14. August 1914:Nach einer Prager Zeitung entsprechen die Drahtnachrichten über die Autos mit der Millionenfracht, die radfahrenden Maurer usw. nicht der Wahrheit. Seither sind schon mehrere Telegramme über Autos und Aeroplane hier eingetroffen, die ich aber nicht mehr anführe.
17. August 1914:Telegramm: ‚Entscheidender Sieg der Österreicher bei Waljewo.Viel Kriegsmaterial erbeutet. Serben werden verfolgt. Unser 16. Inft. Regnt besonders tapfer gewesen.’
Schon vor einigen Tagen hatte das Redemptoristenkollegium3 in Niederheidisch einen großen Reisighaufen links der großen Steige aufschichten lassen, welcher mit brennbaren Stoffen getränkt war und dazu dienen sollte, beim ersten Siege der Österreicher angezündet zu werden, was dann heute Abend geschah. In der Stadt standen und zogen die Leute zahlreich umher. Wenn sie auch einen Sieg zu feiern hatten, so hätte dies in Hinblick auf die blutigen Opfer, die ein solcher kostet, auch in gesetzterer Weise geschehen können. Aber hier war es wie bei einer Faschingsunterhaltung, was bei den jetzigen tiefernsten Zeiten jeden denkenden und fühlenden Menschen abstoßen muss.

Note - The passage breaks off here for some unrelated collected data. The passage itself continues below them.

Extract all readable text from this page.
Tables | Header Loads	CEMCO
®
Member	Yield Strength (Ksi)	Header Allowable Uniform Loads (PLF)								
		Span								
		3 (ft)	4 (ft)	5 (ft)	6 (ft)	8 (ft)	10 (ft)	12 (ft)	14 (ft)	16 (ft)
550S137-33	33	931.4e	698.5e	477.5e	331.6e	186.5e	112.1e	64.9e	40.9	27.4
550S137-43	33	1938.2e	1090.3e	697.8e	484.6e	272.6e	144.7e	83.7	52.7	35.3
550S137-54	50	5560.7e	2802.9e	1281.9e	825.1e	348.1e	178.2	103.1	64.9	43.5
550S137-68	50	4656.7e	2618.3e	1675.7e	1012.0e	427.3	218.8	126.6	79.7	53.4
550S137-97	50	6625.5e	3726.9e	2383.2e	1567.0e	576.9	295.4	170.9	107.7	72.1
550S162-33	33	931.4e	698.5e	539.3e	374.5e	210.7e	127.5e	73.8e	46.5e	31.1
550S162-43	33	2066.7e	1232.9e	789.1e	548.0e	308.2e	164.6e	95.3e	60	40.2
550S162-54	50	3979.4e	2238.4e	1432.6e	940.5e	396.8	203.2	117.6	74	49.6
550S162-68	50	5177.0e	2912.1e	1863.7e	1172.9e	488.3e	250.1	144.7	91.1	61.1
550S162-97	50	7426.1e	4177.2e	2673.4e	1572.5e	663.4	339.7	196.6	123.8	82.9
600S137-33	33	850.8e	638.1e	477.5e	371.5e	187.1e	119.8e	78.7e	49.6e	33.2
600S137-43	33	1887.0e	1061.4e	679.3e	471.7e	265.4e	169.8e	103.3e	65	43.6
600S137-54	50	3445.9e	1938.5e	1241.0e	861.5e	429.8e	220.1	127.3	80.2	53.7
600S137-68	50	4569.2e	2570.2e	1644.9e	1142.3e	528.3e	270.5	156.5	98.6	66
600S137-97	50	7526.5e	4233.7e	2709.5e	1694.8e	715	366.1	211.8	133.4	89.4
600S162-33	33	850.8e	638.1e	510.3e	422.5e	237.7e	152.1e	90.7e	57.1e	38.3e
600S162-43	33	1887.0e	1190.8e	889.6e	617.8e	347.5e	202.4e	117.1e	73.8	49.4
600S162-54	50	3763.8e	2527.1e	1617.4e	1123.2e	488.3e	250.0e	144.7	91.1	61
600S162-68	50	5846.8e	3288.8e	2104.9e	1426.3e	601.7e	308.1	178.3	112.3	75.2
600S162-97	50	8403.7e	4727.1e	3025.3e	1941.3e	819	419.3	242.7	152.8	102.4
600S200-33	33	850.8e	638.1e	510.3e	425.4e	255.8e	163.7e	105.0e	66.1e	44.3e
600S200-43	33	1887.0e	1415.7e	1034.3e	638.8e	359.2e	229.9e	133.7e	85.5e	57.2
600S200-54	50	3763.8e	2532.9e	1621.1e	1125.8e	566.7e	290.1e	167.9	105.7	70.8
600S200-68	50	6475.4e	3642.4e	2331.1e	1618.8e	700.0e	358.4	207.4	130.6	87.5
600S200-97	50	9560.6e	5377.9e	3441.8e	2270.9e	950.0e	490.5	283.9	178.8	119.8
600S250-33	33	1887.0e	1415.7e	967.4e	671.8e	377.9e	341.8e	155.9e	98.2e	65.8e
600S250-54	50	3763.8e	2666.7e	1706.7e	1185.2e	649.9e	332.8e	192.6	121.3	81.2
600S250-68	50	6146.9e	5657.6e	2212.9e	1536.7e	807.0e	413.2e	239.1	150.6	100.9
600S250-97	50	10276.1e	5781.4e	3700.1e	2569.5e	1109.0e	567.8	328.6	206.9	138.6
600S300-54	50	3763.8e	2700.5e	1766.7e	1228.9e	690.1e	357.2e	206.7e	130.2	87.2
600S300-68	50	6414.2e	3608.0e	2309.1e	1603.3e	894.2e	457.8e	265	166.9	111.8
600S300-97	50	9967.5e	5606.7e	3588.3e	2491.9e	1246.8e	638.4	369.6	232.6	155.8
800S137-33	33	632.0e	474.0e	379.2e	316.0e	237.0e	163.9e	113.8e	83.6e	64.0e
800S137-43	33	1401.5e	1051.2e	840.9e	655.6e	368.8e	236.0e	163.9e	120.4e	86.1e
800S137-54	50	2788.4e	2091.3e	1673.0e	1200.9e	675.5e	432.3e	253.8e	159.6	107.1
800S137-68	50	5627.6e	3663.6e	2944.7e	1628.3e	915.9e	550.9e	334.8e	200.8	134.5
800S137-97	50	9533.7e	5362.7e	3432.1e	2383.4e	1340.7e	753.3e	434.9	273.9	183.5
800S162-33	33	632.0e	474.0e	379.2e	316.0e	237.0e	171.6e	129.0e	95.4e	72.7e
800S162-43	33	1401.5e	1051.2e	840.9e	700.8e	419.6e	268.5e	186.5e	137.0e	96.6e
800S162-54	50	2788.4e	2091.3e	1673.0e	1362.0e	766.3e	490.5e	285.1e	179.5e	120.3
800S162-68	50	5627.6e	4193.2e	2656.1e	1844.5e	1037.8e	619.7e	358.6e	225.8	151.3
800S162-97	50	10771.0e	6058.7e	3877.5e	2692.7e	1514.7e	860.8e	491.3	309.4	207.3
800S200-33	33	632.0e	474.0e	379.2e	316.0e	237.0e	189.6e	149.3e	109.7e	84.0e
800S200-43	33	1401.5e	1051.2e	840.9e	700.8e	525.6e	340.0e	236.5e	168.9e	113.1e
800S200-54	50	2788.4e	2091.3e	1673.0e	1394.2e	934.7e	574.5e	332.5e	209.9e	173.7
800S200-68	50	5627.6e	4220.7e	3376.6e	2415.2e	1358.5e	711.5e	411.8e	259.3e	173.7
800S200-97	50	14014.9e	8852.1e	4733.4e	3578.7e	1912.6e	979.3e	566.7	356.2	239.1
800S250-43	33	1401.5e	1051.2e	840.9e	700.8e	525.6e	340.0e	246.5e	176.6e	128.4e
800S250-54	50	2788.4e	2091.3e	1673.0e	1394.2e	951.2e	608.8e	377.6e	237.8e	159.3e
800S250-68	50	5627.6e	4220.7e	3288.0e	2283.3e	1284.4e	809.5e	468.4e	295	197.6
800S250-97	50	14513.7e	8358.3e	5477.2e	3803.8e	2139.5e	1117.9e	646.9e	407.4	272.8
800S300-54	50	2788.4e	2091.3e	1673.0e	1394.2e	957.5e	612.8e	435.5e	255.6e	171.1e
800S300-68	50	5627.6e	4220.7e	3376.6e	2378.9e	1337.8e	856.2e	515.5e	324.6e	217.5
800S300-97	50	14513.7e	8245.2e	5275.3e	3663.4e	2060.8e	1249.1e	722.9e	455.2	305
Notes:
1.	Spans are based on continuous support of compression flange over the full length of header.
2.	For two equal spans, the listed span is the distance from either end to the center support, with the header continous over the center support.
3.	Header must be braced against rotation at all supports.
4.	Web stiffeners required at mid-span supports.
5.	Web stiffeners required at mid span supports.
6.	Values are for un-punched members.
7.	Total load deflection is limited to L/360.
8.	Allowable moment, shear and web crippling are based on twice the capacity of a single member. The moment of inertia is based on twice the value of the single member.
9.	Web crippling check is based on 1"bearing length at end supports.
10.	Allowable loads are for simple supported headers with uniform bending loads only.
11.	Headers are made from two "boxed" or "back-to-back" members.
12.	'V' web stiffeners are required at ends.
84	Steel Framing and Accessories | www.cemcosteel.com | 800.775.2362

In der Stadtkanzlei ist stets sehr viel zu tun. Kaum sind die Anmeldungen auf Unterhaltsanspruch der Angehörigen der Eingerückten an die Bezirkshauptmannschaft eingesandt, so erkundigen sich schon die Weiber, wie weit die Unterstützung gediehen ist. Heute war eine Menge Fabrikweiber gleichzeitig in die Kanzlei gekommen, um die staatliche Unterstützung zu betreiben. Ich machte sie aufmerksam, dass jetzt alle Ämter viel Arbeit haben und daher einige Geduld nötig sei. Einzelnen sehr Bedürftigen mussten Vorschüsse von 10 bis 20 Kronen gegeben werden. Es ist übrigens Tatsache, dass mehrere Weiber aus der Kolonie sich nicht schämten, schon einen Tag nach der Einrückung ihres Mannes Vorschüsse auf den Unterhaltsbeitrag zu begehren. Das berechtigt mich zu der Kritik: Viele Fabrikarbeiter, die bis jetzt immer guten Verdienst hatten, haben eben alles flott verlebt und keine Ersparnisse gemacht. Jetzt sind die meisten am Trockenen. Aber einige meinen: ‚Wenn kein Verdienst mehr sein wird, gehen wir auf die Felder und raufen die Erdäpfel aus.’